Sunday, February 06, 2011

Inflation - some preliminary dissection

Inflation has been spooking everyone - from housewives to prime minister and from retail investors to FIIs. Two numbers have been doing the rounds - the headline (WPI) inflation and the food inflation with the latter taking most of the limelight.

RBI duly increased interest rates in its latest monetary policy - thankfully by only 25 bps. I wonder if it is doing so out of ideological belief or out of the need to be seen doing something. Here's why I wonder so.

Data on the finance ministry website shows the nominal and real growth in three sectors of the economy.
                         Nominal         Real           Inflation
Agriculture             25.4%           4.4%      ~21%
Industry                 15.5%           8.9%        ~6%
Services                 18.7%           9.8%        ~9%

This means that industrial output and services have become costlier by a much more modest 6-9%. Food has been the only source of sustained high inflation. In this scenario, how is interest rate likely to reduce it is difficult to see. It will of course bring about a reduction through further decrease in industry and services inflation. However, I think the agricultural inflation is largely immune to interest rates and will continue to remain stubbornly high unless some other policies work or we get lucky. The sad part of this story is that monetary tightening will end up hurting growth anyway.

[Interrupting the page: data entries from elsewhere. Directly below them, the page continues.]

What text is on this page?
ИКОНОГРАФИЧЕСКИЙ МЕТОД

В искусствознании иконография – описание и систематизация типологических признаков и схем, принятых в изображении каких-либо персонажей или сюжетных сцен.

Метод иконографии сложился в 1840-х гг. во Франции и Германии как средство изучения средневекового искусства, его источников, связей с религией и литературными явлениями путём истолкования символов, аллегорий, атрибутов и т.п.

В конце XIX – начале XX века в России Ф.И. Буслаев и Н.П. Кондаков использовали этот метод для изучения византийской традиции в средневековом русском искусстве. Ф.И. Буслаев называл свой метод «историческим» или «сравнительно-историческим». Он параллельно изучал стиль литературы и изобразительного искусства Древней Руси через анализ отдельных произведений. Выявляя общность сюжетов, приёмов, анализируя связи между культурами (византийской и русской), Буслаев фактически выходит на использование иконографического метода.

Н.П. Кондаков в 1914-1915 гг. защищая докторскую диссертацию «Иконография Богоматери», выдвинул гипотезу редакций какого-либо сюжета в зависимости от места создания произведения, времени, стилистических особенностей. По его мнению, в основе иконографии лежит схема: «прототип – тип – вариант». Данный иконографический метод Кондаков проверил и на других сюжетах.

What can the policy makers do to contain food inflation in a targeted manner? Tax-sops? Imports? Increasing supply through Food Corporation Stock?

There is a much neglected another angle to this story - full of political implications. High food inflation in turn is income re-distributive - it takes money from rest of the agents in the economy and puts it in the hands of the farmers. I have no value judgment in the matter. It is noteworthy though. And this can be helpful to create a positive sentiment amongst farmers before the near term elections after all.